Costello dashes hopes for smooth RBA review
Peter Costello has just disrupted hopes that the bipartisan independent review of the Reserve Bank will be a smooth ride for the new Labor administration.
While the Future Fund chairman and former treasurer has not hesitated to spar with the RBA in the past, his assessment that the central bank went missing in the initial fight against inflation and has increased the risk of a recession is a heavy blow to the solar plexus.
Costello’s core complaint is that the RBA ignored its mandate of keeping inflation in the 2-3 per cent target range and instead let things rip in search of wages growth, which of course has nothing to do with its mandate.
Specifically, he says the RBA shouldn’t have been waiting for official data in late April to verify that inflation had established a serious foothold.

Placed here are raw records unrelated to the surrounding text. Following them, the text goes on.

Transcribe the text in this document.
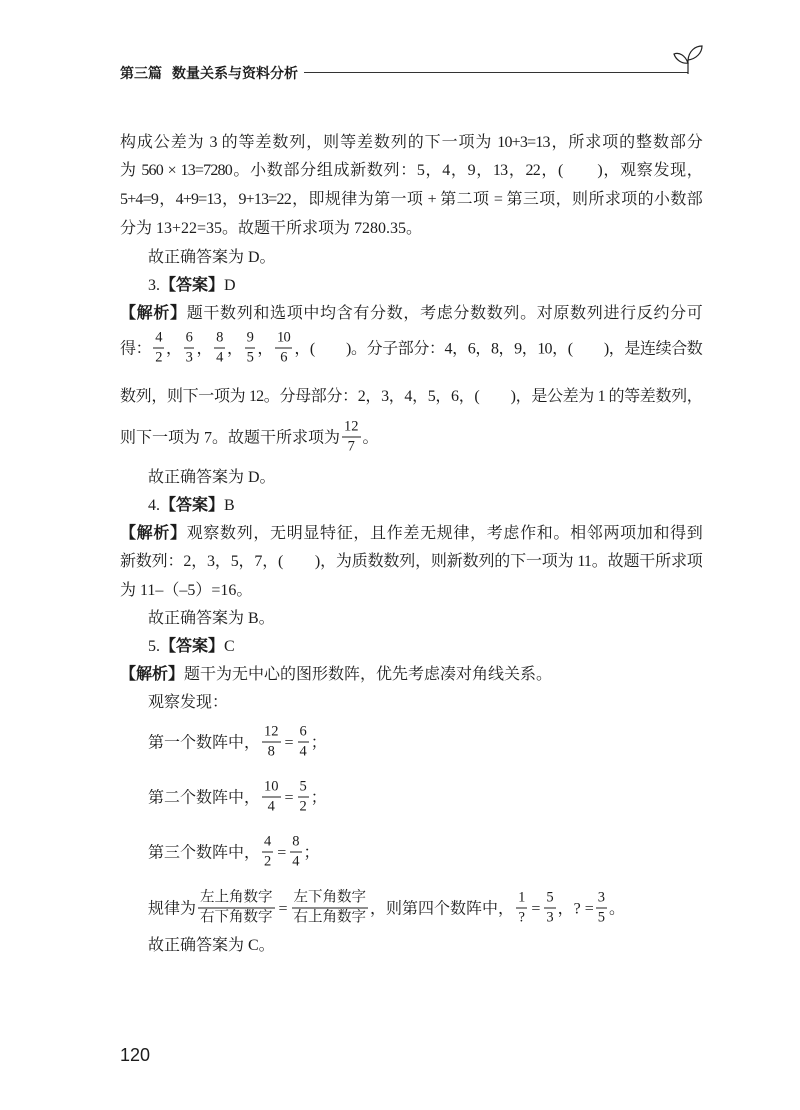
第三篇 数量关系与资料分析
构成公差为 3 的等差数列，则等差数列的下一项为 10+3=13，所求项的整数部分
为 560 × 13=7280。小数部分组成新数列：5，4，9，13，22，(　　)，观察发现，
5+4=9，4+9=13，9+13=22，即规律为第一项 + 第二项 = 第三项，则所求项的小数部
分为 13+22=35。故题干所求项为 7280.35。
故正确答案为 D。
3.【答案】D
【解析】题干数列和选项中均含有分数，考虑分数数列。对原数列进行反约分可
得： $\frac{4}{2}$ ， $\frac{6}{3}$ ， $\frac{8}{4}$ ， $\frac{9}{5}$ ， $\frac{10}{6}$ ，(　　)。分子部分：4，6，8，9，10，(　　)，是连续合数
数列，则下一项为 12。分母部分：2，3，4，5，6，(　　)，是公差为 1 的等差数列，
则下一项为 7。故题干所求项为 $\frac{12}{7}$ 。
故正确答案为 D。
4.【答案】B
【解析】观察数列，无明显特征，且作差无规律，考虑作和。相邻两项加和得到
新数列：2，3，5，7，(　　)，为质数数列，则新数列的下一项为 11。故题干所求项
为 11–（–5）=16。
故正确答案为 B。
5.【答案】C
【解析】题干为无中心的图形数阵，优先考虑凑对角线关系。
观察发现：
第一个数阵中， $\frac{12}{8} = \frac{6}{4}$ ；
第二个数阵中， $\frac{10}{4} = \frac{5}{2}$ ；
第三个数阵中， $\frac{4}{2} = \frac{8}{4}$ ；
规律为 $\frac{\text{左上角数字}}{\text{右下角数字}} = \frac{\text{左下角数字}}{\text{右上角数字}}$ ，则第四个数阵中， $\frac{1}{?} = \frac{5}{3}$ ，? = $\frac{3}{5}$ 。
故正确答案为 C。
120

“If you knew what was going on in the economy, you knew that inflation was starting to build in the March quarter,” Costello told The Weekend Australian.
“Anyone who was alive could have told you that, so (RBA governor Phil Lowe) was forced to move rates immediately in May and again in June, and will be forced to back up again in July and August because inflation has taken off.”
Needless to say, Costello’s intervention comes at a delicate time, as Treasurer Jim Chalmers finalises the terms of reference for the independent review and chooses someone with international clout to lead it.
Names have been bandied about, in particular the former deputy governor of the Bank of England, Paul Tucker.
Tucker’s credentials would make him an ideal candidate.
However, Costello’s intervention has made it abundantly clear that the first genuine review of the RBA since the 1980s will be no easy walk in the park.
For a start, the right balance has to be achieved in the terms of reference.
While some analysis of the RBA’s perceived sins, including its inflation targeting and abandonment of yield curve control last October, is necessary, it shouldn’t be an excuse for an internal witch hunt. The focus should remain firmly on the future so the appropriate structures are in place to enable the RBA to do its job of formulating and implementing monetary policy.